Introduction: Intracranial (IA) and aortic aneurysms (AA) share genetic and environmental risks. In a retrospective review of clinical data, we identified those presenting with IA (+/- subarachnoid hemorrhage), who also had abdominal or thoracic imaging.
Method: In the University of Virginia (UVA) Clinical Data Repository we searched for patients with IA by ICD-9 diagnosis codes and CPT treatment codes. We used three strategies to identify those with aortic imaging: 1) ICD-9 diagnosis codes for AA, 2) CPT and billing codes for abdominal or thoracic imaging (aortogram, ultrasound, angiography, magnetic resonance, and computerized tomography), and 3) CPT and billing codes for AA treatment (endovascular, stent, graft, wrap, or screening). We reviewed all charts to identify those with confirmed IA and imaging. We performed a multivariable logistic regression analysis accounting for sex, age, hypertension, diabetes mellitus, smoking status, and IA size, multiplicity, and location to look for associations with AA.
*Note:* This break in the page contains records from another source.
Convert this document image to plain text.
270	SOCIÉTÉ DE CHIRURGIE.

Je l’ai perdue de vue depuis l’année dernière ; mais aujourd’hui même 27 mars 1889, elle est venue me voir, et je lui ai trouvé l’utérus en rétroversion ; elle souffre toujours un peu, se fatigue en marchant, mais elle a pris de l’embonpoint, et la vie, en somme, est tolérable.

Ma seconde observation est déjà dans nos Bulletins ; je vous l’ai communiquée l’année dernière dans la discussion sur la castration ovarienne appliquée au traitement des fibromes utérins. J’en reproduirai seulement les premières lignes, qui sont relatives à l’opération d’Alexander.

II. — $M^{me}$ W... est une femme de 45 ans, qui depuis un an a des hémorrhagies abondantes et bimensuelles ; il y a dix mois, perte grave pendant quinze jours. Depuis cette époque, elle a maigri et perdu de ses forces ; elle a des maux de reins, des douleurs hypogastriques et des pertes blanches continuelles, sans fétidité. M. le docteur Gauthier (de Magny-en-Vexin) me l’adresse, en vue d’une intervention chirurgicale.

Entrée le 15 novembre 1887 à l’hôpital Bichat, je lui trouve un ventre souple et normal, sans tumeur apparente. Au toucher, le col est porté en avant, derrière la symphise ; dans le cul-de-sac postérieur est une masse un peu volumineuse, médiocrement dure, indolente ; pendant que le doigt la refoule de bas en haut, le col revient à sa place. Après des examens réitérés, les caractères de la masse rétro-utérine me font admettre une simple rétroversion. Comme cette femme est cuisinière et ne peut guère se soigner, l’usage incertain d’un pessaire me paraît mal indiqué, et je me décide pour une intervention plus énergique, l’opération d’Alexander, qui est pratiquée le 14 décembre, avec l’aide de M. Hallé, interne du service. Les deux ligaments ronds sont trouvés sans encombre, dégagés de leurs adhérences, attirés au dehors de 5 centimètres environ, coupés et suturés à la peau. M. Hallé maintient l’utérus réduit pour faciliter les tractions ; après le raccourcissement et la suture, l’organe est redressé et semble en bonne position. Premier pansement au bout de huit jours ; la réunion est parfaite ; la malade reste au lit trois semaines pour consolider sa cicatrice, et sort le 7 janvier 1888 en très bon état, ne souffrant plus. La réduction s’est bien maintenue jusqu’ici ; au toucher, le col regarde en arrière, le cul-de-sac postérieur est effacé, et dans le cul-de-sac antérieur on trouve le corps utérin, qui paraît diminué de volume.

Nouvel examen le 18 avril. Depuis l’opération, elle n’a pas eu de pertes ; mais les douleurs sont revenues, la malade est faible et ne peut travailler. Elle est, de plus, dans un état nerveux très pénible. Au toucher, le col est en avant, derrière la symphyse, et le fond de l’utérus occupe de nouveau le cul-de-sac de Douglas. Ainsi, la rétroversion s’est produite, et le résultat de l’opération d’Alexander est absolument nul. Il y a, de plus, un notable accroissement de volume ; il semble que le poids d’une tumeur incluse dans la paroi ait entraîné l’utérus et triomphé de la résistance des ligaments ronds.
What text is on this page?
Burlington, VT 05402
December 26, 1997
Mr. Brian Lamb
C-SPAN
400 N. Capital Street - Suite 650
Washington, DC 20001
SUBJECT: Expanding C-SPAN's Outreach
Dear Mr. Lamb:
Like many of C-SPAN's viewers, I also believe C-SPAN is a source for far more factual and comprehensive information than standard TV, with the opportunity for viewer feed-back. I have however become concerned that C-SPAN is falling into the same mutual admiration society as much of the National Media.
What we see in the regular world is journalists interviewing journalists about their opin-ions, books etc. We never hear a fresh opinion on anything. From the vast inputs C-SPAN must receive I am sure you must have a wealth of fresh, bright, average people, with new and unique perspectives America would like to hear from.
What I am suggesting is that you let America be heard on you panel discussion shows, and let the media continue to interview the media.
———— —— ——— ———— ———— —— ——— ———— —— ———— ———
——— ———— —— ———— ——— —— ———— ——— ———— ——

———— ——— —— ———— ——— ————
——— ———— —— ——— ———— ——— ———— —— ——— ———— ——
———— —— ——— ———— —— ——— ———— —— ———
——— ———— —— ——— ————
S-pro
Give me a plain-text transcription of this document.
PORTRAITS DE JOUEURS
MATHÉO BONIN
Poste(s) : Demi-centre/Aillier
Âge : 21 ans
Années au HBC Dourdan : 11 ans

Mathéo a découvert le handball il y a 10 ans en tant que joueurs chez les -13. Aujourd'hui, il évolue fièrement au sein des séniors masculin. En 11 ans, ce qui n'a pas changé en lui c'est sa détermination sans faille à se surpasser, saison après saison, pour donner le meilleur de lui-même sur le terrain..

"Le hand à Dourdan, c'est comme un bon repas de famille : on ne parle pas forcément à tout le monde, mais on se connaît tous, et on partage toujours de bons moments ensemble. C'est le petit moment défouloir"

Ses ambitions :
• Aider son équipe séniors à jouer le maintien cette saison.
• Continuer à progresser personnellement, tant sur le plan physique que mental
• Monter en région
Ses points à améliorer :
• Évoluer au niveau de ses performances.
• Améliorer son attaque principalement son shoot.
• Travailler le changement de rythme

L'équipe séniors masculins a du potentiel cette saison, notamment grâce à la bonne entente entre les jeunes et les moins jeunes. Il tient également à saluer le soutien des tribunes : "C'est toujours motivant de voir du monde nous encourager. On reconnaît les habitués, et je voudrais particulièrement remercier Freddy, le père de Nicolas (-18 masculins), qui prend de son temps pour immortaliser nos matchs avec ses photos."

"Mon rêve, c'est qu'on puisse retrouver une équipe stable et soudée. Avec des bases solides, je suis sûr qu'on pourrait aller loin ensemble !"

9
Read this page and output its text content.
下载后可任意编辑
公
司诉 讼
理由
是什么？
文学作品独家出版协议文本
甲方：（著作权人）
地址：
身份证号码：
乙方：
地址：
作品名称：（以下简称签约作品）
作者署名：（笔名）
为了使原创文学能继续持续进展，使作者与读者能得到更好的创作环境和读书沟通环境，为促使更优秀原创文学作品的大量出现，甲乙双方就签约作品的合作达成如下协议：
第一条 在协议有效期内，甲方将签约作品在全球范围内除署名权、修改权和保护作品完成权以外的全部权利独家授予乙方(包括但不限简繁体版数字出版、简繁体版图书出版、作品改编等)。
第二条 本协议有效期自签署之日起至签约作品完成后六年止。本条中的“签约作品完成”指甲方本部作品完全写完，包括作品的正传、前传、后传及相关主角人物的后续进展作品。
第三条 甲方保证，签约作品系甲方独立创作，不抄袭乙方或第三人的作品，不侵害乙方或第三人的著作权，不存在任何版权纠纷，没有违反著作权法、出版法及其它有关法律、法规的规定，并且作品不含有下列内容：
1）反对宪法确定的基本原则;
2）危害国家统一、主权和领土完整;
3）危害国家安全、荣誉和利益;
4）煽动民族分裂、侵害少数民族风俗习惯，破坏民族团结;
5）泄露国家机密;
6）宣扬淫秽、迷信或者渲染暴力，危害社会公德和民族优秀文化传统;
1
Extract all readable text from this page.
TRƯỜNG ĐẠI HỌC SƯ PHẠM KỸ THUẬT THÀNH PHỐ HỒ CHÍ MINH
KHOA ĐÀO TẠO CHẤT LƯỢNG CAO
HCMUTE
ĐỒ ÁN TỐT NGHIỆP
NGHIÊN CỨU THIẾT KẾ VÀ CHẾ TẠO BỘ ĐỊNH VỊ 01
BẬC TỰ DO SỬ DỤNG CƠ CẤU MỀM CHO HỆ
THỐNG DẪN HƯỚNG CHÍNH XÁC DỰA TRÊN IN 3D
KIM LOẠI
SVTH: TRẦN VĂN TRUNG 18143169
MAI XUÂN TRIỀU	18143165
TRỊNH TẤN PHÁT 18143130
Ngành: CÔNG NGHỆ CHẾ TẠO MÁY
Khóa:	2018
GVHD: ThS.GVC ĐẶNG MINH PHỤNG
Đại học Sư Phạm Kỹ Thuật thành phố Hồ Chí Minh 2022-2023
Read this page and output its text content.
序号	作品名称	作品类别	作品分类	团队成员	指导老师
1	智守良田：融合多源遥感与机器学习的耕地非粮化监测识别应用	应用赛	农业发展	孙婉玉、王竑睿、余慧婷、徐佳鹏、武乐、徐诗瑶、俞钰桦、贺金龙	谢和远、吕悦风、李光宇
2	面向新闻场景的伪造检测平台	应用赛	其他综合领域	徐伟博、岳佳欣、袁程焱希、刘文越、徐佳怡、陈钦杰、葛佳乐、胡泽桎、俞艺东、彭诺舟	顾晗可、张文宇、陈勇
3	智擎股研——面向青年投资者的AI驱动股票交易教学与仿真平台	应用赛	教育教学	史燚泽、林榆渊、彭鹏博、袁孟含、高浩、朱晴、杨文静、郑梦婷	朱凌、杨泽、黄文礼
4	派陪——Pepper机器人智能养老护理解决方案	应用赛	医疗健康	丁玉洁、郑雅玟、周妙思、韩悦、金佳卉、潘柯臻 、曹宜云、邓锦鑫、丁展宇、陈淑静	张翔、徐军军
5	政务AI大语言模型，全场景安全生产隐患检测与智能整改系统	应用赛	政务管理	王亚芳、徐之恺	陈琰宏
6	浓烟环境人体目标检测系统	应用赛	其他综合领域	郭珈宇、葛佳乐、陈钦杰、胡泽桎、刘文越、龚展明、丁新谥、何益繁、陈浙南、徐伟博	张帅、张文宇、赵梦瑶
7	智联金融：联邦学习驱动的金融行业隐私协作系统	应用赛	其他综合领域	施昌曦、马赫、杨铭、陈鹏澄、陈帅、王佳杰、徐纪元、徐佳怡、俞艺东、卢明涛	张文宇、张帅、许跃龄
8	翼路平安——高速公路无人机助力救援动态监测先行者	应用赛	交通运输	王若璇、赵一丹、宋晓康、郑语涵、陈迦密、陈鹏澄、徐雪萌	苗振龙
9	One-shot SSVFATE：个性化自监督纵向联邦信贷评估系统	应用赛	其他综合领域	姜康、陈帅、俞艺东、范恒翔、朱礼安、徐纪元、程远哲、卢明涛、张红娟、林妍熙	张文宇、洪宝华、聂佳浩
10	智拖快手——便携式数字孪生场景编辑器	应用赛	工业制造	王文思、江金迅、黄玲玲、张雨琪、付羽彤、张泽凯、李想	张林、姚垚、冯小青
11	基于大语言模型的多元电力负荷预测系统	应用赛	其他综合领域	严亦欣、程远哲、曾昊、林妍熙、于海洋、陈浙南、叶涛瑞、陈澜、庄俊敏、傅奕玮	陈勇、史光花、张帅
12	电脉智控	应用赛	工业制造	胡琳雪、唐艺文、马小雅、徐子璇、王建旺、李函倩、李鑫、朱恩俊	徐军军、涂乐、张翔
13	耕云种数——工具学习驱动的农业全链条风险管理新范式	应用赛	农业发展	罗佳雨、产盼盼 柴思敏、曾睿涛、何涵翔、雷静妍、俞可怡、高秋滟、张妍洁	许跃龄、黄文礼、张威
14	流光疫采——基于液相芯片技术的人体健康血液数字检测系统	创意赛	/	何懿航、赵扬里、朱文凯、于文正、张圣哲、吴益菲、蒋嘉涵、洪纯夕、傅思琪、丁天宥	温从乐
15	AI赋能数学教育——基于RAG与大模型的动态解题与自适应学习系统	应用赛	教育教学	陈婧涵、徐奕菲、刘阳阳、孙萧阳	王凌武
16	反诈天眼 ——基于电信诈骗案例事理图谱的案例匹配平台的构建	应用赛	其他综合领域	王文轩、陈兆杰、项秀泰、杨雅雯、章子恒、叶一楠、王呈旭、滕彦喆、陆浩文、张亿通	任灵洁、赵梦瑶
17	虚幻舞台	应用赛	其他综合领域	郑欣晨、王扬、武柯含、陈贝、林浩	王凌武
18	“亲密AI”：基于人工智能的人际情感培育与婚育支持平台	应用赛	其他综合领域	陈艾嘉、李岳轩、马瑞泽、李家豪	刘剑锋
Results: Among individuals seen at UVA hospital from 2004 to 2015, we identified 13245 cases with a possible IA, of whom 1017 potential aortic imaging. Our review of charts revealed that 720 did not having an IA. Of the remaining 287 cases, 51 lacked appropriate aortic imaging. We recorded information from the remaining 236 cases - 94/236 (39.8%) had an AA identified. In our multivariable analysis, only female sex was significantly associated with a co-prevalent AA (Odds Ratio: 0.20, 95% confidence interval 0.09 - 0.45). In the table, we provide descriptive statistics for those with and without AA as well as the subsets with thoracic aortic aneurysms (TAA) and abdominal aortic aneurysms (AAA).
Conclusion: The co-prevalence of AA in a clinical population known to have IA and with aortic imaging was 39.8%. Men had higher risk for AA. This indicates a shared risk for aneurismal disease in the aorta and brain warranting prospective investigation on the mechanisms of risk.